Книги

Валерий Брюсов. Будь мрамором

22
18
20
22
24
26
28
30

Отклики на первую книгу «Северных цветов» были разнообразными, но предсказуемыми. Буренин не придумал ничего нового: «Все эти господа, кажется, заболели недавно, но очевидно „готовы“ совершенно и едва ли даже излечимы — и кроткие, и буйные. Я сужу так по примеру Валерия Брюсова»{42}. Эти «цветы» «хуже всякого репейника, всякого чертополоха», — просвещал читателей харьковский «Южный край», вопрошая: «Как вы думаете — если бы в обществе кто-нибудь заговорил вот такими словесами, упрятали бы его в сумасшедший дом или нет?»{43}. «Бледные ноги» рецензент, между прочим, приписал Добролюбову, которого родственники в 1899 году, действительно, упрятали в сумасшедший дом, но не за стихи. Ясинский хвалил за освобождение от «шелухи напускного декадентства»{44}. «Новый альманах […] пытается воскресить лучшие традиции альманахов Пушкинской эпохи», — утверждал в консервативном «Русском вестнике» аноним, за которым можно предположить Саводника{45}. Анонимную хвалебную рецензию поместила московская газета «Русский листок»{46}. Здесь, вероятно, не обошлось без самого Валерия Яковлевича.

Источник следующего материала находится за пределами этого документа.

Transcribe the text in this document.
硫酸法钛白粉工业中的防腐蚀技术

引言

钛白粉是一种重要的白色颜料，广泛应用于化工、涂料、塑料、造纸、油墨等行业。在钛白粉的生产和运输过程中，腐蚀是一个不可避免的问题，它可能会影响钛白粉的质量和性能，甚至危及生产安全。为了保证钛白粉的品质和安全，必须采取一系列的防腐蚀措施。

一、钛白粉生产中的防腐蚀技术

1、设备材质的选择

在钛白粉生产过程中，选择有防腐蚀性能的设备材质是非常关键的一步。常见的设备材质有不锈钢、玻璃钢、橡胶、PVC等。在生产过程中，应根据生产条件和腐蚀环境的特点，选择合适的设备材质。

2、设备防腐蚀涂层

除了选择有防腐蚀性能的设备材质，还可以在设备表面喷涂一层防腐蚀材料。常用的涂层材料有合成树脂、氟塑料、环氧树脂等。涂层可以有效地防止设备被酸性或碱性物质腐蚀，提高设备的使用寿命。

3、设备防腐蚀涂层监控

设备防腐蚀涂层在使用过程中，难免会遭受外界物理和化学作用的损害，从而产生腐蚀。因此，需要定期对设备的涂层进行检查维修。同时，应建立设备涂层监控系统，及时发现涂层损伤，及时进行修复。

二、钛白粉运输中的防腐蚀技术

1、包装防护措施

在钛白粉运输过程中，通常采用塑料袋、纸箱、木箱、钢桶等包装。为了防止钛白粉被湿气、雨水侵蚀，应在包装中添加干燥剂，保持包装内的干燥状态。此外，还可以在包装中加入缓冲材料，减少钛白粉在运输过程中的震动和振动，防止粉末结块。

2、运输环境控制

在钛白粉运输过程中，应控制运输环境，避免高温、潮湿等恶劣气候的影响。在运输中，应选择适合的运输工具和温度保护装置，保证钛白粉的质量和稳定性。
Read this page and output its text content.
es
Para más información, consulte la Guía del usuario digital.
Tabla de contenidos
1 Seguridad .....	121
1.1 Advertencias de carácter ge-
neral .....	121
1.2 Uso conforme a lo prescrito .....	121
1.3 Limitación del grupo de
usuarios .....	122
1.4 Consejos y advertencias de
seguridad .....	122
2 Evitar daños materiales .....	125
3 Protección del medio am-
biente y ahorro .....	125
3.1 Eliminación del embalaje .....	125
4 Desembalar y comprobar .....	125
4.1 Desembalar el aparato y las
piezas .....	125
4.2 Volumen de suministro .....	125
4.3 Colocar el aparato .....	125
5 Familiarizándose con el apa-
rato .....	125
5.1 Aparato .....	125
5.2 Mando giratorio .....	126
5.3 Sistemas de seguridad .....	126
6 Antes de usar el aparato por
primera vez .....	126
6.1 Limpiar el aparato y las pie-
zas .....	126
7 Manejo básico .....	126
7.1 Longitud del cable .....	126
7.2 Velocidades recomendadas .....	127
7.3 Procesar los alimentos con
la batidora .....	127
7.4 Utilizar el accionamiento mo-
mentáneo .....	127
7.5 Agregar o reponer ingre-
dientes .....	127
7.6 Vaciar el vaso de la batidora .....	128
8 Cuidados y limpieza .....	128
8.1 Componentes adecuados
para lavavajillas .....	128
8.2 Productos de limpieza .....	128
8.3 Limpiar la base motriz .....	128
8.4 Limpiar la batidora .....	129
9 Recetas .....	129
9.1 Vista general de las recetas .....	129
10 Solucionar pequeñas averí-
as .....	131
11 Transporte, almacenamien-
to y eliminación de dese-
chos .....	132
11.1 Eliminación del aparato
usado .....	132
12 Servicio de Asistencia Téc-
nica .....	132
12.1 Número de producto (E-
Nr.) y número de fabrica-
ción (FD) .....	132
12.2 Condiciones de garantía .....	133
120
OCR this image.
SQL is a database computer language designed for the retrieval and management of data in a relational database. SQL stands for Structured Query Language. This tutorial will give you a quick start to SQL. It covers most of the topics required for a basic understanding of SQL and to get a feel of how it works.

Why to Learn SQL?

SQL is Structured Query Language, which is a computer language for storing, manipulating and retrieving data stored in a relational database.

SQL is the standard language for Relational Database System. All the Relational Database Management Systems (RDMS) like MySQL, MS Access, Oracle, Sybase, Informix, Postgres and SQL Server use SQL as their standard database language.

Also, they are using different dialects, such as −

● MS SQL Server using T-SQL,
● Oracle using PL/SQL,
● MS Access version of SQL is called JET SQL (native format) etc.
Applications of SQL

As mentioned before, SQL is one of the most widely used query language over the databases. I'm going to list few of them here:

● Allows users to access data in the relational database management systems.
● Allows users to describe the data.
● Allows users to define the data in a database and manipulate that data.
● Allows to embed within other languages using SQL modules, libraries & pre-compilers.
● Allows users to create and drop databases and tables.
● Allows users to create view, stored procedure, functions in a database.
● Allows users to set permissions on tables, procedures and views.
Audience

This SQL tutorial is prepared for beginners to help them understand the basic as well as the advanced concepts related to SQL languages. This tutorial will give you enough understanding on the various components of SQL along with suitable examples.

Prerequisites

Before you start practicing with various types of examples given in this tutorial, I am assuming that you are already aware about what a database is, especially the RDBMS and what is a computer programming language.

Долгое время сотрудничество Брюсова в «Русском листке» (1901–1904) оценивалось только негативно: «Газета, издававшаяся реакционным публицистом Н. Л. Казецким в монархическо-охранительном духе, была ориентирована на невзыскательного читателя, в основном из мещанских кругов»{47}. Это суждение восходит к автобиографии Брюсова, назвавшего газету «правой» и «бульварной» и как бы извинявшегося за участие в ней: «Выбора у меня не было, я устал „публично молчать“ в течение более чем пяти лет и рад был даже в бульварном листке высказать свои взгляды». Немаловажным было и то, что ни один из журналов не платил ему гонораров, кроме английского «The Athenaeum», для которого Брюсов с 1901 года в течение пяти лет писал ежегодные обзоры русской литературы (эту работу ему передал Бальмонт){48}. Как ни оценивать репутацию «Русского листка», публикации Брюсова в этой газете, особенно многочисленные в 1902–1903 годы, заслуживают внимания.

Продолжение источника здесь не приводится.